Traffic Agent’s Alleged Negligent Acts Were “Discretionary”, Precluding Liability in Car Accident Case

In Miller v. City of New York, a car accident case decided April 16, 2014, the Appellate Division, Second Department reversed the lower court’s decision denying defendants’ motion for summary judgment, and held that they were entitled to dismissal of plaintiffs’ complaint and all claims against them. This is a long way of saying “plaintiffs lose.”

On the day of the accident, plaintiffs’ and defendant’s vehicles – in yet another confirmation of the basic principle that two solid objects cannot be in the same place at the same time – collided in the intersection of Adams and Tillary Streets in Brooklyn.
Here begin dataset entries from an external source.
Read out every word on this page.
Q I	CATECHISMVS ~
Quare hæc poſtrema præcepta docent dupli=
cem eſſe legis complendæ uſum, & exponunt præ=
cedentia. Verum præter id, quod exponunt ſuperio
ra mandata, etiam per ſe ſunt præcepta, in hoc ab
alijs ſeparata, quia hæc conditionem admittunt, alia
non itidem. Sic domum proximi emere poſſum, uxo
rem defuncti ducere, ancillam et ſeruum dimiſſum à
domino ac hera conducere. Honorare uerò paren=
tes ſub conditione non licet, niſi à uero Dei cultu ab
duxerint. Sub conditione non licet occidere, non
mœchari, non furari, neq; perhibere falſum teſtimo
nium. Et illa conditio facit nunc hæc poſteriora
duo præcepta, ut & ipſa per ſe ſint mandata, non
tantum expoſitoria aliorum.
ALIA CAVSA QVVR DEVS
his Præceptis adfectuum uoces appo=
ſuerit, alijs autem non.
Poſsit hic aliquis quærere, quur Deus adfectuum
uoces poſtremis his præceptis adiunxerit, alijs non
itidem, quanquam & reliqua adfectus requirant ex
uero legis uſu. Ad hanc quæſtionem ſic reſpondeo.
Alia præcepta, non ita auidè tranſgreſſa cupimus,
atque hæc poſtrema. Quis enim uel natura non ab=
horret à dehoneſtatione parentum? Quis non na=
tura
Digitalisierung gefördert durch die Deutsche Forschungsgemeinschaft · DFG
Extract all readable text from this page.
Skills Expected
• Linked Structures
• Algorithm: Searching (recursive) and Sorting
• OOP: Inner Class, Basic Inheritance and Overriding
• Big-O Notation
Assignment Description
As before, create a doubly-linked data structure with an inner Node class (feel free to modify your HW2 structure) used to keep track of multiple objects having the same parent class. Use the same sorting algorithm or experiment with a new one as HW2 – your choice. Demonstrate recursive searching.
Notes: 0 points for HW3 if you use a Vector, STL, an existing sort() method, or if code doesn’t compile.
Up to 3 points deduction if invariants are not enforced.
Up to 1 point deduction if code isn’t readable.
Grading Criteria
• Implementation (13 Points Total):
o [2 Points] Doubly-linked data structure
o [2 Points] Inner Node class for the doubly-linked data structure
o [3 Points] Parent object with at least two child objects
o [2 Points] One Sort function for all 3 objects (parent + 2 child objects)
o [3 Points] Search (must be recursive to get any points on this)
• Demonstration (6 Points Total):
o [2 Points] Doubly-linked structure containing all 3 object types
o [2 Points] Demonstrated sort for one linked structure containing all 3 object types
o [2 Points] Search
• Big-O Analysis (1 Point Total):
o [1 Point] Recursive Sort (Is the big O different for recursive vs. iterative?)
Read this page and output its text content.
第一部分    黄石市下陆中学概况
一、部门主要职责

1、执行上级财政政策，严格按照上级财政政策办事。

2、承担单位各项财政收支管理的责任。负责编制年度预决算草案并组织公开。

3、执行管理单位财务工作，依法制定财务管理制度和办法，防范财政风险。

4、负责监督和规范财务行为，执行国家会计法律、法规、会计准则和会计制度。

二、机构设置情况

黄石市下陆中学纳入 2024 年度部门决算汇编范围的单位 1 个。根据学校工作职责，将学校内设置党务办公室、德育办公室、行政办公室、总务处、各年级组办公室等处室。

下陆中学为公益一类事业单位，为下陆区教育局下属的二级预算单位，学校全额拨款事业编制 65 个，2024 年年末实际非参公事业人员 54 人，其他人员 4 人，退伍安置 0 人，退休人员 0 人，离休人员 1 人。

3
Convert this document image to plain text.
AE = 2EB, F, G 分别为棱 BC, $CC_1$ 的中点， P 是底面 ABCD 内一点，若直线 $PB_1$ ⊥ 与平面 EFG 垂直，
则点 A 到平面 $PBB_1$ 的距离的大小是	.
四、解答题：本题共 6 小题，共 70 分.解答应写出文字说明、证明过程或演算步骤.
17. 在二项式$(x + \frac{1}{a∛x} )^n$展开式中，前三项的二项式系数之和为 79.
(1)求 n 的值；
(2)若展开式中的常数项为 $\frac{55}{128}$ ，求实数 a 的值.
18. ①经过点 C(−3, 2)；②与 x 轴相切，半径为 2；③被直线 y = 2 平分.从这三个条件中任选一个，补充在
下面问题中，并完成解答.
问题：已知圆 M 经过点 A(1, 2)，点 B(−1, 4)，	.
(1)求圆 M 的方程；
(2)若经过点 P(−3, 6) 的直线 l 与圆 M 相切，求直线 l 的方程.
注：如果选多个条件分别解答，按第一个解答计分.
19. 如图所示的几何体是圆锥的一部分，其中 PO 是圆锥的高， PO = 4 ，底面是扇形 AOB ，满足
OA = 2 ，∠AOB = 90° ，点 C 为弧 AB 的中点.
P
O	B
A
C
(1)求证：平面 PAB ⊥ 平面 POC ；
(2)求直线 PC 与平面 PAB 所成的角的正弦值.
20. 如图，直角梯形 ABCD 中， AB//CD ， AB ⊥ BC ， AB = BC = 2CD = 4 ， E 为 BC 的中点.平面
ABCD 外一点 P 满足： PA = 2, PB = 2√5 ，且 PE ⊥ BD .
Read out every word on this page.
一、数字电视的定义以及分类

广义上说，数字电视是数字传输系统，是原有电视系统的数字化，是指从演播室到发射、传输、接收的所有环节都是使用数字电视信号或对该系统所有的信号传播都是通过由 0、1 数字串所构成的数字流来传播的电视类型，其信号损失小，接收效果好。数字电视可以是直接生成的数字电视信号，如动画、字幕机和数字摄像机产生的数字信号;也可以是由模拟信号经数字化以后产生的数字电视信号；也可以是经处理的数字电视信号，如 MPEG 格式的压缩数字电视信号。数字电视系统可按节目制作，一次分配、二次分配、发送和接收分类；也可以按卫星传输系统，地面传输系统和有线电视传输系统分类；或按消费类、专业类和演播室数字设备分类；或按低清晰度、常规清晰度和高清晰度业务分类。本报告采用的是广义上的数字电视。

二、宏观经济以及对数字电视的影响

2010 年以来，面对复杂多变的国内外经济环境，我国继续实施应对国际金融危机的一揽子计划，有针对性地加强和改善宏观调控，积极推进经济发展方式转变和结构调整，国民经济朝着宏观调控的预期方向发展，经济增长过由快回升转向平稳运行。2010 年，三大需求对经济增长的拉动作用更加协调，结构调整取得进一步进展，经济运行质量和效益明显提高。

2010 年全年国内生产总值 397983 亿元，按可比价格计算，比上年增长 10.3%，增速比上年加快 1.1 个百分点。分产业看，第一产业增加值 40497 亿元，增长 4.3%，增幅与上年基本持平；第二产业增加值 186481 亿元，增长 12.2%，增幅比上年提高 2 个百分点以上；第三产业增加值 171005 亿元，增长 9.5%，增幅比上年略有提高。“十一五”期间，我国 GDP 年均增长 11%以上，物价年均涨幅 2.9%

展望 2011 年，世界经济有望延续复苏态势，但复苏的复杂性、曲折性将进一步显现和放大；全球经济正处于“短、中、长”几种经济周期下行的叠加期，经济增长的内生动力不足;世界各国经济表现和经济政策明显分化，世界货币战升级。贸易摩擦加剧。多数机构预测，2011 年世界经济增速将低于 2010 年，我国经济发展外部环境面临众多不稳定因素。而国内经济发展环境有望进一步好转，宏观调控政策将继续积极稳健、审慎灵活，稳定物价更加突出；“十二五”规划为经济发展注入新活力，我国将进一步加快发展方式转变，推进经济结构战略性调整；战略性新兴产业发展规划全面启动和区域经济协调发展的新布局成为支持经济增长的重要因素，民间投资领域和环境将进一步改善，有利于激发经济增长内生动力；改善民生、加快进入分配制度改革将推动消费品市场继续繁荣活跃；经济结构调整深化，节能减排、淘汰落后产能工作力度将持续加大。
Plaintiffs, who were traveling north on Adams, had the green light; defendant driver Fasano, who was traveling west on Tillary, had the red. “However, a City of New York traffic enforcement agent was in the intersection, directing traffic, and she had directed Fasano’s vehicle to proceed through the intersection although he had a red light.”

The court held that the traffic agent’s actions did not give rise to liability.

Under the doctrine of governmental function immunity, [g]overnment action, if discretionary, may not be a basis for liability, while ministerial actions may be, but only if they violate a special duty owed to the plaintiff, apart from any duty to the public in general.”

Defendants City and traffic agent “met their burden of establishing their prima facie entitlement to judgment as a matter of law by demonstrating that the allegedly negligent acts of the defendant traffic enforcement agent were discretionary and not ministerial.” Since plaintiffs failed to raise a triable issue of fact in their opposition, defendants were entitled to summary judgment.